Avez-vous déjà ressenti l’appel de l’argile, cette envie de voir naître un objet de vos propres mains sans pour autant disposer d’un tour de potier ? La poterie est avant tout une histoire de contact charnel avec la terre. Le modelage est l’une des techniques les plus anciennes pour travailler la céramique : il permet de prendre le temps, d’écouter la matière et d’insuffler une âme unique à chaque pièce par la simple pression des doigts.
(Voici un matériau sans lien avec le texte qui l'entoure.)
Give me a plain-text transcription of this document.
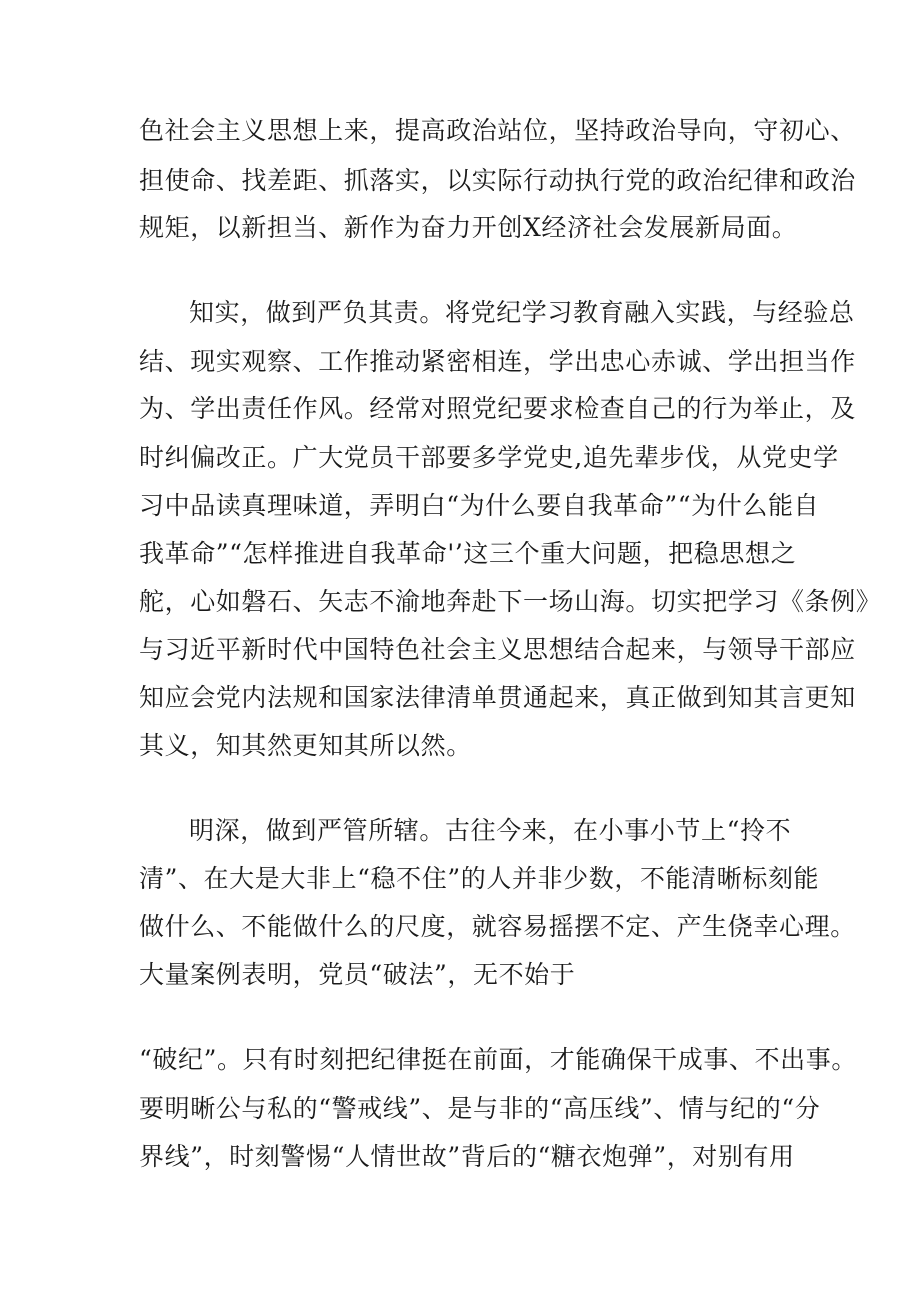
色社会主义思想上来，提高政治站位，坚持政治导向，守初心、
担使命、找差距、抓落实，以实际行动执行党的政治纪律和政治
规矩，以新担当、新作为奋力开创X经济社会发展新局面。
知实，做到严负其责。将党纪学习教育融入实践，与经验总
结、现实观察、工作推动紧密相连，学出忠心赤诚、学出担当作
为、学出责任作风。经常对照党纪要求检查自己的行为举止，及
时纠偏改正。广大党员干部要多学党史,追先辈步伐，从党史学
习中品读真理味道，弄明白“为什么要自我革命”“为什么能自
我革命”“怎样推进自我革命'’这三个重大问题，把稳思想之
舵，心如磐石、矢志不渝地奔赴下一场山海。切实把学习《条例》
与习近平新时代中国特色社会主义思想结合起来，与领导干部应
知应会党内法规和国家法律清单贯通起来，真正做到知其言更知
其义，知其然更知其所以然。
明深，做到严管所辖。古往今来，在小事小节上“拎不
清”、在大是大非上“稳不住”的人并非少数，不能清晰标刻能
做什么、不能做什么的尺度，就容易摇摆不定、产生侥幸心理。
大量案例表明，党员“破法”，无不始于
“破纪”。只有时刻把纪律挺在前面，才能确保干成事、不出事。
要明晰公与私的“警戒线”、是与非的“高压线”、情与纪的“分
界线”，时刻警惕“人情世故”背后的“糖衣炮弹”，对别有用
Il existe trois piliers pour façonner la terre sans machine : le pincé, le colombin et la plaque. Si je vous présente ici ces trois méthodes ancestrales, j’ai choisi, au sein de mon atelier Les p’tits Bonheurs de Gana, de me spécialiser dans le pincé et la plaque. Ces deux gestes me permettent d’obtenir la finesse et les décors marbrés qui font la signature de mes créations labellisées Artisan Métiers d’Art.
Technique n°1 : Le façonnage au pot pincé
Le pincé est sans doute la technique la plus intuitive et la plus expressive. Elle consiste à partir d’une boule de terre que l’on vient creuser avec le pouce, puis élargir progressivement par petites pressions régulières des doigts.
C’est ma technique de prédilection pour créer mes Bols Flamme. Le pincé me permet de sentir l’épaisseur de la paroi millimètre par millimètre, créant ces contours organiques et ces bords délicatement irréguliers que seule la main peut obtenir. Chaque pièce devient ainsi un objet unique.
Technique n°2 : Le façonnage au colombin
Utilisée depuis la Préhistoire, la technique des colombins consiste à empiler des boudins d’argile les uns sur les autres pour monter un volume en hauteur. Les boudins sont ensuite unis à la main ou à l’aide d’un outil pour lisser la surface.
Bien que je ne l’utilise pas pour mes collections actuelles — car elle offre souvent un rendu plus robuste et rustique — elle reste une méthode passionnante à découvrir pour comprendre comment la terre peut s’élever et prendre des formes sculpturales sans l’aide de la force centrifuge d’un tour. »
Technique n°3 : Le travail à la plaque
Le travail à la plaque apporte une précision différente. À l’aide d’un rouleau et de tasseaux, on réalise des plaques d’argile d’une épaisseur parfaitement déterminée. On y découpe ensuite des éléments que l’on vient mettre en forme ou assembler à l’aide de barbotine (une colle de terre naturelle).
Cette technique est le support idéal pour mon travail sur les coupelles feuille. La surface plane de la plaque me permet de presser des motifs anciens dans la terre avant de découper les formes de mes dessous de verre ou de mes coeurs à suspendre. C’est ici que la géométrie rencontre la délicatesse.
Conclusion : L'Éloge de l'imperfection
Créer sans tour n’est pas une contrainte, c’est un choix. Celui de rendre à la terre sa liberté de mouvement. Dans chaque p’tit bonheur qui sort de mon atelier, il y a cette légère irrégularité qui témoigne de la vie et du temps passé à façonner la matière.
Que ce soit pour un bol ou une coupelle, le modelage à la main offre une infinité de possibilités pour ceux qui aiment les objets qui ont une histoire à raconter.